We tend to our organization much as we attend to a fire—by watching it carefully, adjusting to changing conditions, and making predictions regarding the outcomes of our actions without knowing for sure what actually will occur. Under conditions of not only uncertainty, but also volatility, complexity, ambiguity, turbulence and contradiction (VUCA-Plus) (Bergquist, 2020), it is quite a challenge—yet a necessary challenge—for us to be attentive tenders of our organization’s fires. What then is the nature of fire and how does it relate to 21st Century leadership challenges in a world of VUCA-Plus? I begin by asking the fundamental question: how big of a fire should we build—and how big of an organization should we build (or at least envision)?

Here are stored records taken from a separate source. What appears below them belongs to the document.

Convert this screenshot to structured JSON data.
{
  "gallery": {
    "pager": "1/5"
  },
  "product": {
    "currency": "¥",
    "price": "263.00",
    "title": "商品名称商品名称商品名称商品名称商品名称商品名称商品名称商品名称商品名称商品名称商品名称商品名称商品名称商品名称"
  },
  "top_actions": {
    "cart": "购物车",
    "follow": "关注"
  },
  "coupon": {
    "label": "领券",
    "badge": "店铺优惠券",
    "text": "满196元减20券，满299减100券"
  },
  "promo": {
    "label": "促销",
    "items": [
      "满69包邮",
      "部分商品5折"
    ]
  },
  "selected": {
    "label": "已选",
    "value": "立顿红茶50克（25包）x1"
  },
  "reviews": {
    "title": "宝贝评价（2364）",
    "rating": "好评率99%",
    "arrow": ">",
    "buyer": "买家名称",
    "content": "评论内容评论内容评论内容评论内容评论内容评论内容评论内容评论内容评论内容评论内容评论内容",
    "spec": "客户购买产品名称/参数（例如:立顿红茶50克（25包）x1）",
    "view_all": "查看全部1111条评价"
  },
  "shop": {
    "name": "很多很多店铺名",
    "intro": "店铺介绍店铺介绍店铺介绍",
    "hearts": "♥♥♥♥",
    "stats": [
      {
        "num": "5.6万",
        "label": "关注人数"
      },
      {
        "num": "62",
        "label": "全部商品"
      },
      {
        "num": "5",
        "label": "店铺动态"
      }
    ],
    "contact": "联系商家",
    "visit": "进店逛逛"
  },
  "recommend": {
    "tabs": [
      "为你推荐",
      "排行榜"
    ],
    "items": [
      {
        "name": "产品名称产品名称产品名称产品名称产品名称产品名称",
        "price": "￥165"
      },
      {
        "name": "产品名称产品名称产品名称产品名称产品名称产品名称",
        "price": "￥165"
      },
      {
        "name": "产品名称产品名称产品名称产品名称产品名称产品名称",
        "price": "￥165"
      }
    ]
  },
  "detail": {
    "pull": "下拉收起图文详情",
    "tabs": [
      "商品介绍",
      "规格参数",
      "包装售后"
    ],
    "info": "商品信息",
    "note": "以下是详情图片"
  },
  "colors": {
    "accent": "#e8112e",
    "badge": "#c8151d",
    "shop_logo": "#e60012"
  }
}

Determining the Size of a Fire
My home in California housed a large stone fireplace sitting at the end of a two-story living room. We had many trees on our property (located in a rural area of California just north of San Francisco)—ranging from fir to redwood. All of this meant that I could build some “really big” fires in our large fireplace. I never had to worry about finding enough wood to burn—I could always throw onto my fires the wood I could retrieve from trees I had cut. My fires were filled with Spirit—and I, in turn, was filled with spirit and dreams of what could be done to change the organization that I led. I could cut down an unlimited number of trees—while changing the world in which I worked and lived.